# DuckDB on Databricks

[DuckDB](https://duckdb.org/) is a formidable new single-machine analytics tool, tracing its origins to the same Dutch research institute as Python. Crucially for this guide, it comes with a remarkably good [Spatial extension](https://duckdb.org/docs/stable/core_extensions/spatial/overview.html).

While Databricks comes with its own set of geospatial features, such as [H3 functions](https://docs.databricks.com/aws/en/sql/language-manual/sql-ref-h3-geospatial-functions), nothing stops you to use DuckDB on the side as well.

(What you do have to keep in mind though is that while much of Databricks's tooling, namely Apache Spark, is focused on big data analysis multi-node clusters, your DuckDB instead will just run on single-node, just like e.g. Pandas would. So use single-node clusters.)


## Running DuckDB on Databricks

In [0]:
%pip install duckdb --quiet

import duckdb

con = duckdb.connect()

# Install the Spatial Extension:
con.sql("install spatial; load spatial")

This allows you to directly use the DuckDB Spatial, for example:

In [0]:
con.sql("select st_distance(st_geomfromtext('POINT(0 0)'), st_geomfromtext('POINT(1 1)')) d")

### Spatial functions


### Visualize output

If your data is lon/lat, you can make use of the built-in point map visualization in Databricks Notebooks if you convert the DuckDB to a Spark DataFrame via Pandas. Once the result is shown, click on the `+` icon right of the `Table` tab to add the visualization "Map (Markers)" such as the one shown on the below image. 

In [0]:
query = con.sql(
    """
with t as (
    select st_geomfromtext('POINT(0 0)') g
    union all
    select st_geomfromtext('POINT(1 1)') g
)
select st_x(g) lon, st_y(g) lat from t
""")
query

In [0]:
spark.createDataFrame(query.df()).display()

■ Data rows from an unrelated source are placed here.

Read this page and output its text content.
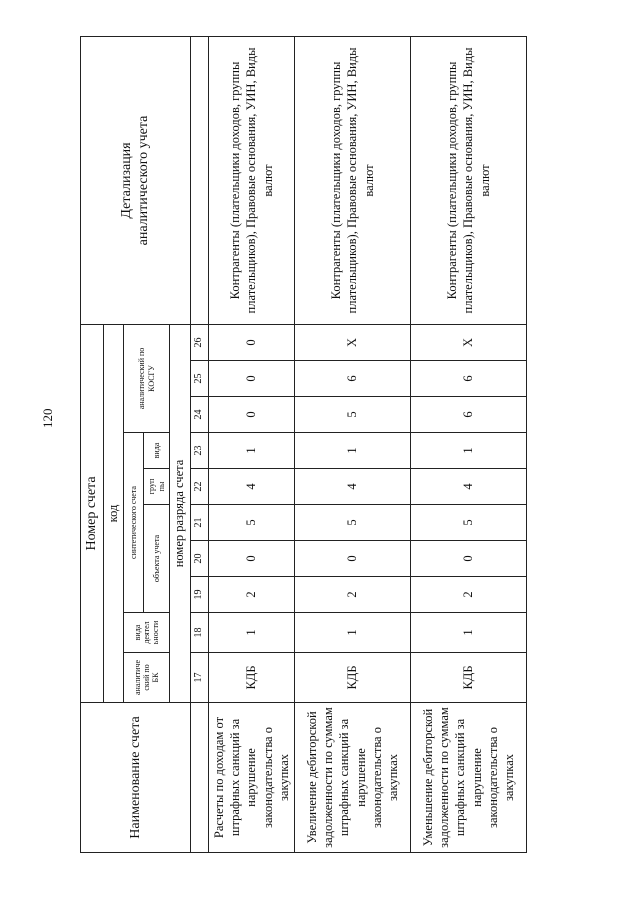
120
Наименование счета	Номер счета										Детализация
аналитического учета
	код										
	аналитиче
ский по
БК	вида
деятел
ьности	синтетического счета					аналитический по
КОСГУ			
			объекта учета			груп
пы	вида				
	номер разряда счета										
	17	18	19	20	21	22	23	24	25	26	
Расчеты по доходам от штрафных санкций за нарушение законодательства о закупках	КДБ	1	2	0	5	4	1	0	0	0	Контрагенты (плательщики доходов, группы плательщиков), Правовые основания, УИН, Виды валют
Увеличение дебиторской задолженности по суммам штрафных санкций за нарушение законодательства о закупках	КДБ	1	2	0	5	4	1	5	6	Х	Контрагенты (плательщики доходов, группы плательщиков), Правовые основания, УИН, Виды валют
Уменьшение дебиторской задолженности по суммам штрафных санкций за нарушение законодательства о закупках	КДБ	1	2	0	5	4	1	6	6	Х	Контрагенты (плательщики доходов, группы плательщиков), Правовые основания, УИН, Виды валют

Databricks visualization. Run in Databricks to view.

![point_map](img/point_map.png)

Or visualize with lonboard, which will work also for other geometry types like linestrings and polygons:

In [0]:
%pip install lonboard shapely --quiet

from lonboard import viz

In [0]:


query = con.sql(
    """
select st_geomfromtext('POINT(0 0)') g
union all
select st_geomfromtext('POINT(1 1)') g
""")
query

In [0]:
viz(query, con=con).as_html()

### Read Delta Tables with DuckDB

We can read data from a delta table to duckdb via Arrow (or Pandas). (This assumes that the data volume is not prohibitively large to load into the memory of a single machine.)

In [0]:
dfa = spark.read.table(tablename).toArrow()

query = con.sql("""
select
    st_length(st_geomfromwkb(wkb)) length_m
from
    pda;
""")
query

### Write Delta Tables from DuckDB

If you want to write back a result to a delta table, you can use Pandas as an intermediary format:

In [0]:
spark.createDataFrame(query.df()).createOrReplaceTempView("t")
# spark.createDataFrame(query.df()).write.saveAsTable("t")

In [0]:
%sql
select * from vw_t